Die Initiative „Erinnern für die Zukunft“ wurde in Niederösterreich ins Leben gerufen und zielt darauf ab, einen landesweiten Dialog über prägende historische Jahre wie 1945, 1955, 1995 und 2005 zu fördern. Der Fokus der Initiative liegt darauf, Impulse für eine verantwortungsvolle Zukunft aus der Geschichte zu gewinnen. Landeshauptfrau Johanna Mikl-Leitner betont, dass das Verständnis der Vergangenheit essenziell ist, um Freiheit, Demokratie und Zusammenhalt zu bewahren. Dabei wird die zentrale Frage formuliert: Wie kann Wissen über bewältigte Zeiten Kraft und Verantwortung für die Zukunft geben? In diesem Kontext werden Museen, Gemeinden, Schulen, Forschungseinrichtungen, Medien und engagierte Bürger zu aktiven Mitgestaltern der Erinnerungskultur.

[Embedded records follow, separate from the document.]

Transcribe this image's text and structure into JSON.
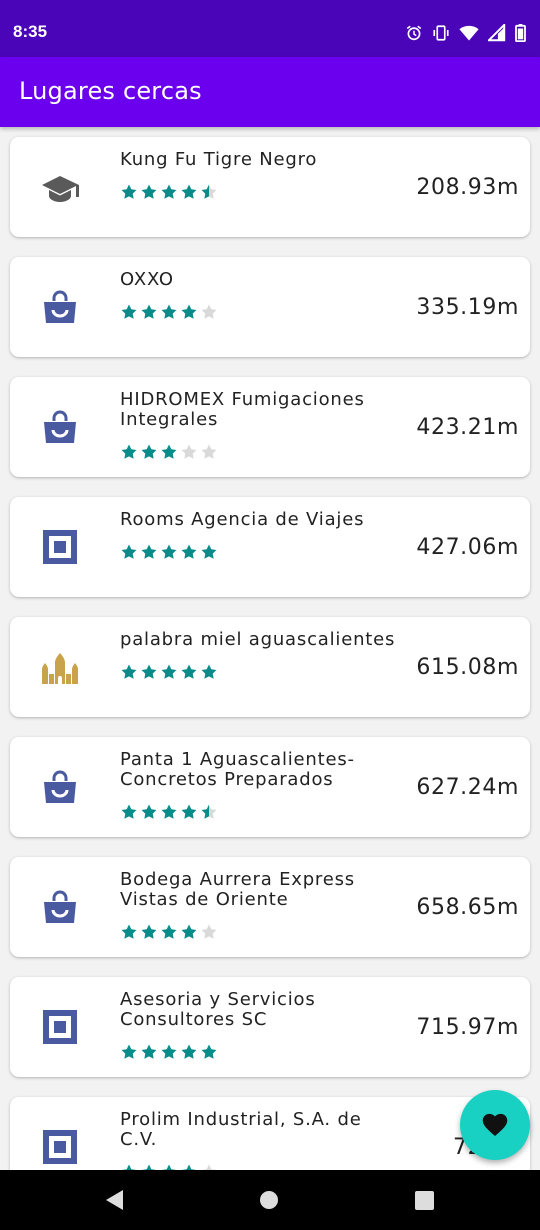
{
  "status_bar": {
    "time": "8:35",
    "icons": [
      "alarm-icon",
      "vibrate-icon",
      "wifi-icon",
      "signal-icon",
      "battery-icon"
    ]
  },
  "app_bar": {
    "title": "Lugares cercas"
  },
  "colors": {
    "status_bar": "#4b05b8",
    "app_bar": "#6a00ee",
    "star_filled": "#0b8a8a",
    "star_empty": "#d9d9d9",
    "icon_blue": "#4a5aa0",
    "icon_gold": "#c9a24c",
    "icon_gray": "#5a5a5a",
    "fab": "#19d1c2"
  },
  "places": [
    {
      "name": "Kung Fu Tigre Negro",
      "icon": "school-icon",
      "rating": 4.5,
      "distance": "208.93m"
    },
    {
      "name": "OXXO",
      "icon": "shopping-bag-icon",
      "rating": 4,
      "distance": "335.19m"
    },
    {
      "name": "HIDROMEX Fumigaciones Integrales",
      "icon": "shopping-bag-icon",
      "rating": 3,
      "distance": "423.21m"
    },
    {
      "name": "Rooms Agencia de Viajes",
      "icon": "generic-place-icon",
      "rating": 5,
      "distance": "427.06m"
    },
    {
      "name": "palabra miel aguascalientes",
      "icon": "place-of-worship-icon",
      "rating": 5,
      "distance": "615.08m"
    },
    {
      "name": "Panta 1 Aguascalientes-Concretos Preparados",
      "icon": "shopping-bag-icon",
      "rating": 4.5,
      "distance": "627.24m"
    },
    {
      "name": "Bodega Aurrera Express Vistas de Oriente",
      "icon": "shopping-bag-icon",
      "rating": 4,
      "distance": "658.65m"
    },
    {
      "name": "Asesoria y Servicios Consultores SC",
      "icon": "generic-place-icon",
      "rating": 5,
      "distance": "715.97m"
    },
    {
      "name": "Prolim Industrial, S.A. de C.V.",
      "icon": "generic-place-icon",
      "rating": 4,
      "distance": "729.5"
    }
  ],
  "fab": {
    "icon": "heart-icon"
  },
  "nav_bar": {
    "icons": [
      "back-icon",
      "home-icon",
      "recents-icon"
    ]
  }
}
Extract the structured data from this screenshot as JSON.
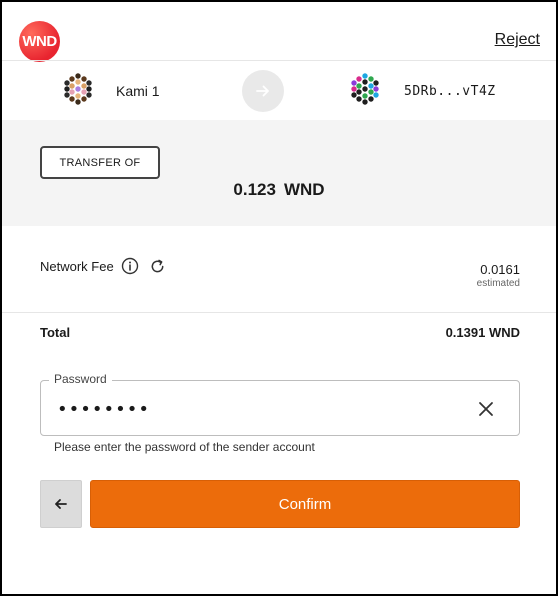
{
  "header": {
    "logo_text": "WND",
    "reject_label": "Reject"
  },
  "accounts": {
    "from_name": "Kami 1",
    "to_address": "5DRb...vT4Z"
  },
  "transfer": {
    "badge_label": "TRANSFER OF",
    "amount_value": "0.123",
    "amount_unit": "WND"
  },
  "fee": {
    "label": "Network Fee",
    "value": "0.0161",
    "note": "estimated"
  },
  "total": {
    "label": "Total",
    "value": "0.1391 WND"
  },
  "password": {
    "legend": "Password",
    "value": "password",
    "help": "Please enter the password of the sender account"
  },
  "actions": {
    "confirm_label": "Confirm"
  },
  "colors": {
    "accent": "#ec6c0b",
    "logo": "#e8242f",
    "panel_bg": "#f4f4f4"
  },
  "icons": {
    "info": "info-icon",
    "refresh": "refresh-icon",
    "clear": "close-icon",
    "back": "arrow-left-icon",
    "arrow": "arrow-right-icon"
  }
}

Ein dichtes Geflecht an Ausstellungen, Veranstaltungen, digitalen Angeboten und Bildungsinitiativen entsteht, um diese Ziele zu verwirklichen. Eine zentrale Rolle kommt der Plattform www.erinnernfuerdiezukunft.at zu, die als digitales Herzstück der Initiative fungiert. Auch steht das Jahr 2025 ganz im Zeichen dieser kulturellen Auseinandersetzung mit der Geschichte, da zahlreiche Einrichtungen des Landes aktiv mitwirken, um die Relevanz der Erinnerungskultur zu betonen.
Vielfältige Programme und Ausstellungen
Im Rahmen der Initiative werden eine Vielzahl von Programmen und Veranstaltungen angeboten, die eine visionäre Perspektive auf die Zukunft fördern. Im Mostviertel finden sich mehrere Ausstellungen zum Thema Zweiter Weltkrieg, unter anderem im Haus der Geschichte in St. Pölten. Hier werden ab dem 4. Oktober zwei Ausstellungen gezeigt: „Hitlers Exekutive. Die österreichische Polizei und der Nationalsozialismus“ sowie „Kinder des Krieges. Aufwachsen zwischen 1938 und 1955“, die bis ins Jahr 2027 verlängert wurden.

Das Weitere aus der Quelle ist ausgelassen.